Assim, o profeta é marcado pelo selo da dor, da ingratidão e da perseguição, mas, sobretudo, caminha sob o signo da luta, da fidelidade e do heroísmo. Ele vive exclusivamente para Deus, em função de Deus e por esta razão só de Deus recebe a sua paga: o prêmio demasiadamente grande (cf. Gn 15, 1). Contudo, somente depois de sua passagem por este mundo, já na eternidade, receberá a glorificação, a qual também repercute na terra.

Embora a perseguição acompanhe o profeta, nem todo homem controvertido pode ser considerado como tal. Com efeito, o profeta é, antes de mais nada, um escolhido do Altíssimo; daí a recomendação de São João: “Não deis fé a qualquer espírito, mas examinai se os espíritos são de Deus, porque muitos falsos profetas se levantarão” (I Jo 4, 1).

Os Evangelistas (cf. Mt 7, 15;24, 11; Lc 6, 26; Mc 13, 22) alertam que os “falsos profetas” eventualmente realizariam prodígios portentosos; o Senhor, entretanto, não deixa de confundir estes “sinais” (cf. Is 44, 25) e de denunciar seus autores, pois se atribuem uma missão divina que não têm: são eles mesmos as vítimas de suas próprias tramas (cf. Jr 14, 14-15; Ez 13, 1-3), tornando-se objeto de “ruína repentina”(II Pd 2, 1). Portanto, pelos seus frutos encontraremos os verdadeiros enviados de Deus (cf. Mt 7, 16), pois Ele sempre faz conhecer os seus!

Esta é a grandiosidade da vocação do profeta, aquele com quem Deus Se fez um. Mero homem, ele se une, na Cruz, a Nosso Senhor Jesus Cristo, o Profeta Absoluto, e em contrapartida Deus fala pela sua boca, irradiando a divina sabedoria como uma névoa a cobrir o orbe inteiro (cf. Eclo 24, 6). Rocha divisória no meio do rio, rumo e luz nas tempestades do mar escuro, firme torre erguida entre as ruínas da planície, o profeta é uma sagrada trombeta de ouro, na qual sopra – dos altos Céus – o Espírito Santo, e que faz ressoar por toda aterra a voz do próprio Deus!
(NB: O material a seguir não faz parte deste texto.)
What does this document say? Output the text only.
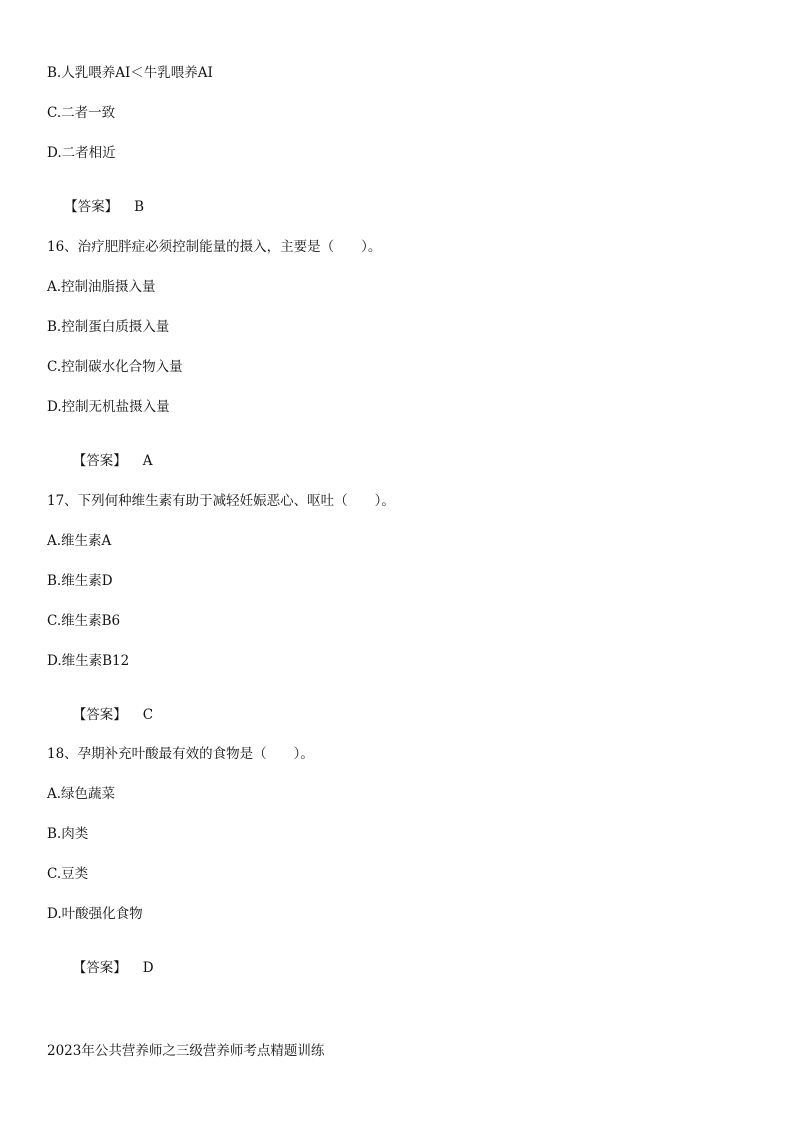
B.人乳喂养AI＜牛乳喂养AI
C.二者一致
D.二者相近

【答案】 B

16、治疗肥胖症必须控制能量的摄入，主要是（　　）。
A.控制油脂摄入量
B.控制蛋白质摄入量
C.控制碳水化合物入量
D.控制无机盐摄入量

【答案】 A

17、下列何种维生素有助于减轻妊娠恶心、呕吐（　　）。
A.维生素A
B.维生素D
C.维生素B6
D.维生素B12

【答案】 C

18、孕期补充叶酸最有效的食物是（　　）。
A.绿色蔬菜
B.肉类
C.豆类
D.叶酸强化食物

【答案】 D

2023年公共营养师之三级营养师考点精题训练
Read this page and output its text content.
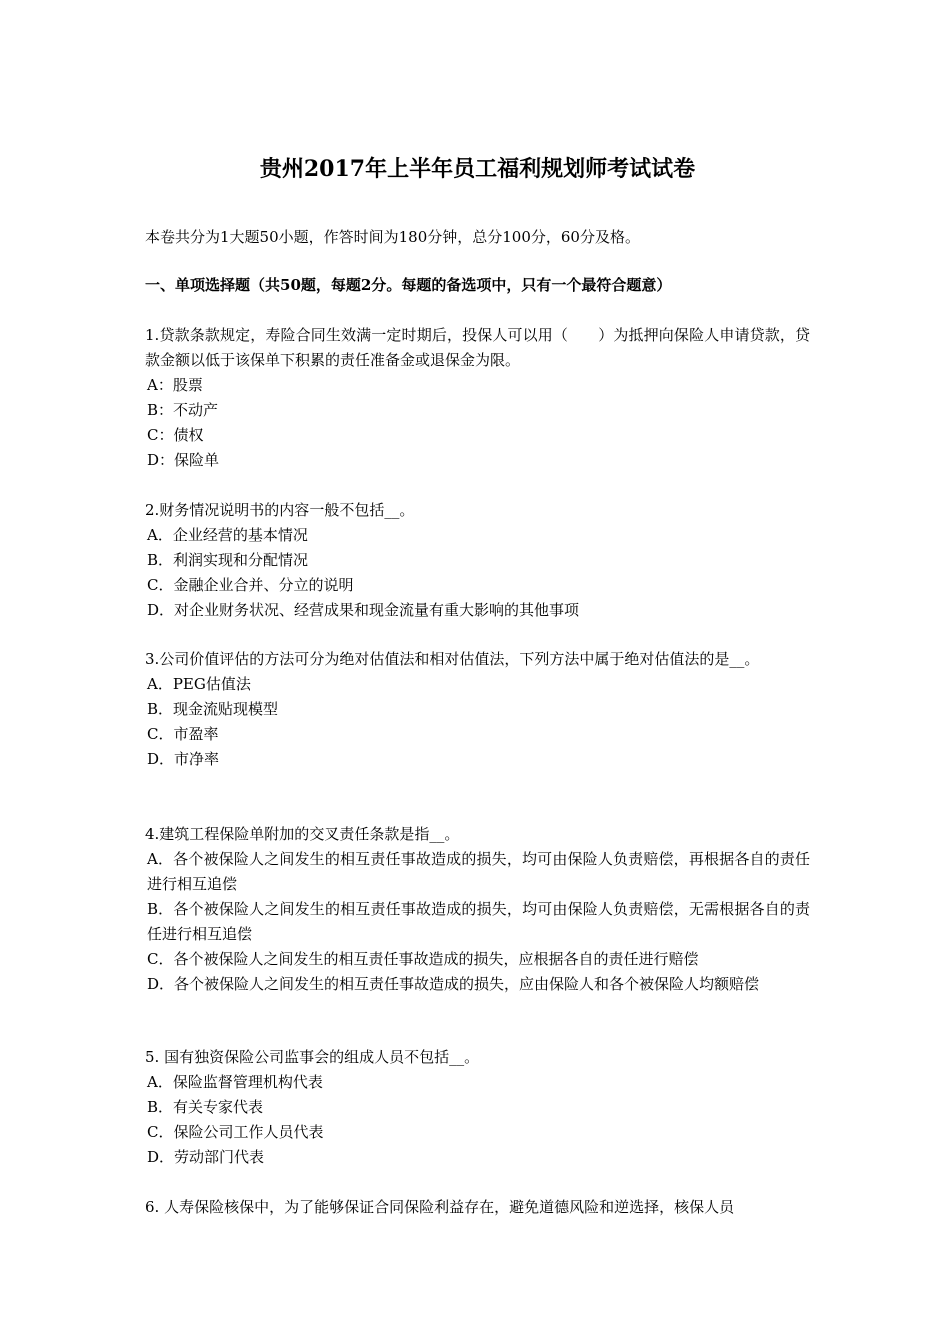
贵州2017年上半年员工福利规划师考试试卷
本卷共分为1大题50小题，作答时间为180分钟，总分100分，60分及格。
一、单项选择题（共50题，每题2分。每题的备选项中，只有一个最符合题意）

1.贷款条款规定，寿险合同生效满一定时期后，投保人可以用（　　）为抵押向保险人申请贷款，贷款金额以低于该保单下积累的责任准备金或退保金为限。

A：股票
B：不动产
C：债权
D：保险单

2.财务情况说明书的内容一般不包括__。

A．企业经营的基本情况
B．利润实现和分配情况
C．金融企业合并、分立的说明
D．对企业财务状况、经营成果和现金流量有重大影响的其他事项

3.公司价值评估的方法可分为绝对估值法和相对估值法，下列方法中属于绝对估值法的是__。

A．PEG估值法
B．现金流贴现模型
C．市盈率
D．市净率

4.建筑工程保险单附加的交叉责任条款是指__。

A．各个被保险人之间发生的相互责任事故造成的损失，均可由保险人负责赔偿，再根据各自的责任进行相互追偿
B．各个被保险人之间发生的相互责任事故造成的损失，均可由保险人负责赔偿，无需根据各自的责任进行相互追偿
C．各个被保险人之间发生的相互责任事故造成的损失，应根据各自的责任进行赔偿
D．各个被保险人之间发生的相互责任事故造成的损失，应由保险人和各个被保险人均额赔偿

5. 国有独资保险公司监事会的组成人员不包括__。

A．保险监督管理机构代表
B．有关专家代表
C．保险公司工作人员代表
D．劳动部门代表

6. 人寿保险核保中，为了能够保证合同保险利益存在，避免道德风险和逆选择，核保人员
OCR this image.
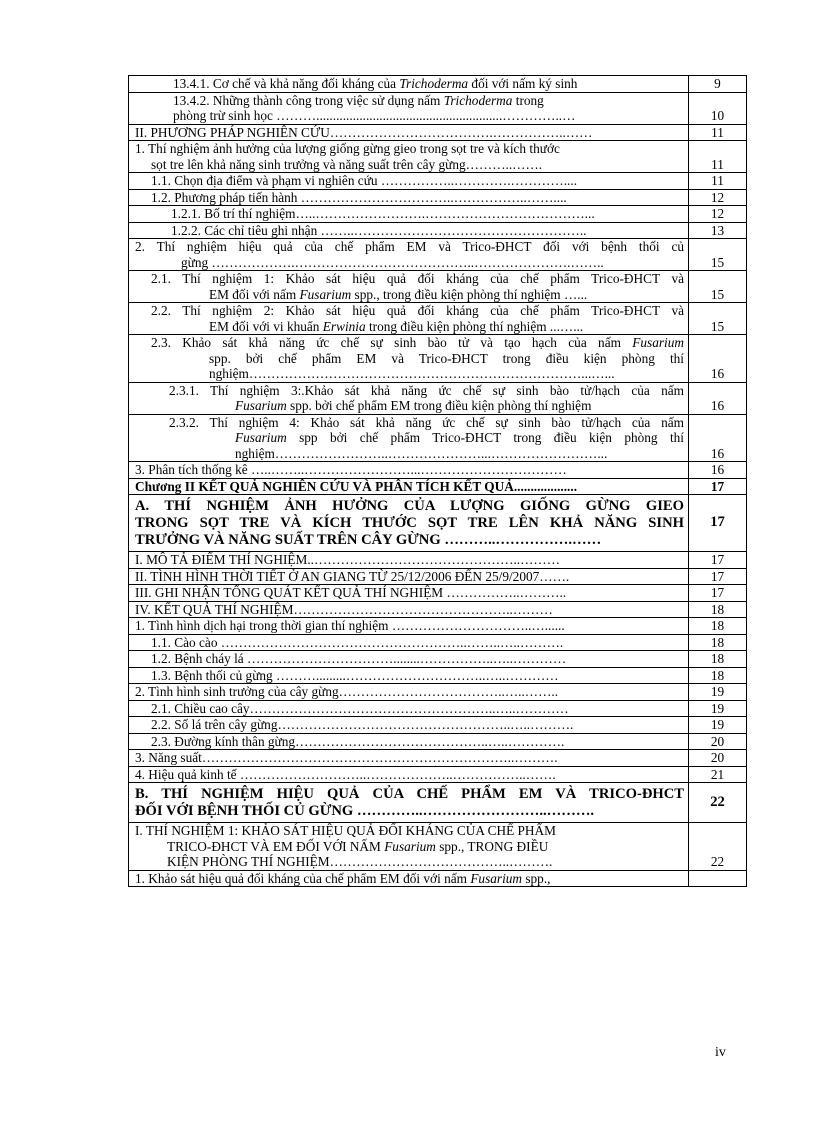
13.4.1. Cơ chế và khả năng đối kháng của Trichoderma đối với nấm ký sinh	9

13.4.2. Những thành công trong việc sử dụng nấm Trichoderma trong
phòng trừ sinh học ………........................................................…………..…	10

II. PHƯƠNG PHÁP NGHIÊN CỨU……………………………….……………..……	11

1. Thí nghiệm ảnh hưởng của lượng giống gừng gieo trong sọt tre và kích thước
sọt tre lên khả năng sinh trưởng và năng suất trên cây gừng………..…….	11

1.1. Chọn địa điểm và phạm vi nghiên cứu ……………..………….…………....	11

1.2. Phương pháp tiến hành ……………………………..……………..……....	12

1.2.1. Bố trí thí nghiệm…..…………………….………………………………...	12

1.2.2. Các chỉ tiêu ghi nhận ……..……………………………………………..	13

2. Thí nghiệm hiệu quả của chế phẩm EM và Trico-ĐHCT đối với bệnh thối củ
gừng ……………….…………………………………..………………….……..	15

2.1. Thí nghiệm 1: Khảo sát hiệu quả đối kháng của chế phẩm Trico-ĐHCT và
EM đối với nấm Fusarium spp., trong điều kiện phòng thí nghiệm …...	15

2.2. Thí nghiệm 2: Khảo sát hiệu quả đối kháng của chế phẩm Trico-ĐHCT và
EM đối với vi khuẩn Erwinia trong điều kiện phòng thí nghiệm ...…...	15

2.3. Khảo sát khả năng ức chế sự sinh bào tử và tạo hạch của nấm Fusarium
spp. bởi chế phẩm EM và Trico-ĐHCT trong điều kiện phòng thí
nghiệm…………………………………………………………………...…...	16

2.3.1. Thí nghiệm 3:.Khảo sát khả năng ức chế sự sinh bào tử/hạch của nấm
Fusarium spp. bởi chế phẩm EM trong điều kiện phòng thí nghiệm	16

2.3.2. Thí nghiệm 4: Khảo sát khả năng ức chế sự sinh bào tử/hạch của nấm
Fusarium spp bởi chế phẩm Trico-ĐHCT trong điều kiện phòng thí
nghiệm……………………..…………………...……………………...	16

3. Phân tích thống kê …..……..……………………...……………………………	16

Chương II KẾT QUẢ NGHIÊN CỨU VÀ PHÂN TÍCH KẾT QUẢ...................	17

A. THÍ NGHIỆM ẢNH HƯỞNG CỦA LƯỢNG GIỐNG GỪNG GIEO
TRONG SỌT TRE VÀ KÍCH THƯỚC SỌT TRE LÊN KHẢ NĂNG SINH
TRƯỞNG VÀ NĂNG SUẤT TRÊN CÂY GỪNG ………..…………….……	17

I. MÔ TẢ ĐIỂM THÍ NGHIỆM..………………………………………..………	17

II. TÌNH HÌNH THỜI TIẾT Ở AN GIANG TỪ 25/12/2006 ĐẾN 25/9/2007…….	17

III. GHI NHẬN TỔNG QUÁT KẾT QUẢ THÍ NGHIỆM ……………..………..	17

IV. KẾT QUẢ THÍ NGHIỆM…………………………………………..………	18

1. Tình hình dịch hại trong thời gian thí nghiệm …………………………..…......	18

1.1. Cào cào ………………………………………………..……..…..……….	18

1.2. Bệnh cháy lá ……………………………........……………..…..…………	18

1.3. Bệnh thối củ gừng ……….........…………………………..…..…………	18

2. Tình hình sinh trưởng của cây gừng………………………………..…..……..	19

2.1. Chiều cao cây………………………………………………..…..…………	19

2.2. Số lá trên cây gừng……………………………………………..…..……….	19

2.3. Đường kính thân gừng……………………………………..…..………….	20

3. Năng suất……………………………………………………………..……….	20

4. Hiệu quả kinh tế ………………………..………………..……………..…….	21

B. THÍ NGHIỆM HIỆU QUẢ CỦA CHẾ PHẨM EM VÀ TRICO-ĐHCT
ĐỐI VỚI BỆNH THỐI CỦ GỪNG …………..……………………..……….	22

I. THÍ NGHIỆM 1: KHẢO SÁT HIỆU QUẢ ĐỐI KHÁNG CỦA CHẾ PHẨM
TRICO-ĐHCT VÀ EM ĐỐI VỚI NẤM Fusarium spp., TRONG ĐIỀU
KIỆN PHÒNG THÍ NGHIỆM…………………………………..……….	22

1. Khảo sát hiệu quả đối kháng của chế phẩm EM đối với nấm Fusarium spp.,	

iv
(Originalmente publicado na revista “Arautos do Evangelho”, nº 199, julho de 2018, p. 5. Para acessar a revista Arautos do Evangelho do corrente mês clique aqui )
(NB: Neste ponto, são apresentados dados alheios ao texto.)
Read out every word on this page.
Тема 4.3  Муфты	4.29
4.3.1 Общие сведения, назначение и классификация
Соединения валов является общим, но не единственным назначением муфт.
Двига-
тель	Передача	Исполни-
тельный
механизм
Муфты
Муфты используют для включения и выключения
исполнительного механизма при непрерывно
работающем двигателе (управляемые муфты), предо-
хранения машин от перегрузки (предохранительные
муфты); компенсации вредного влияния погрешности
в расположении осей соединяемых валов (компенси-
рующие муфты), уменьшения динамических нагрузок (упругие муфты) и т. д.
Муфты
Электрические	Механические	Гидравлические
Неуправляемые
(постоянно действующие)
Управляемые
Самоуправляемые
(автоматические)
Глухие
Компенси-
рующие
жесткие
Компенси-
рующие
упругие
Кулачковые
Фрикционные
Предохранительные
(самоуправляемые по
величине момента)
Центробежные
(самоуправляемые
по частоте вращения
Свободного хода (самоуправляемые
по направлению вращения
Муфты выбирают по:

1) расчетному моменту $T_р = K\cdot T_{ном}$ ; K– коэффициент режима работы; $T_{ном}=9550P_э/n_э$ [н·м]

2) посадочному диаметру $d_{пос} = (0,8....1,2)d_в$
(1) Contrariamente à noção errônea de que a missão dos profetas deu-se apenas no Antigo Testamento, veja-se o Catecismo da Igreja Católica (no Brasil, edição conjunta Ave Maria, Loyola, Paulinas, Paulus, Salesiana, Vozes): o dom da profecia está especialmente presente na Igreja, como derivação do tríplice atributo de Cristo: Sacerdote, Profeta e Rei.

Para, entre os Santos, não citar senão São Luís Grignion de Montfort: “(…)a quem destes luzes proféticas, a um São Francisco de Paula, a um São Vicente Ferrer, a uma Santa Catarina de Sena, e a tantas outras grandes almas, no século passado e até neste, em que vivemos”.(Tratado da verdadeira devoção à Santíssima Virgem, Ed. Vozes, Petrópolis, 2017, 46ª edição, p. 302-303)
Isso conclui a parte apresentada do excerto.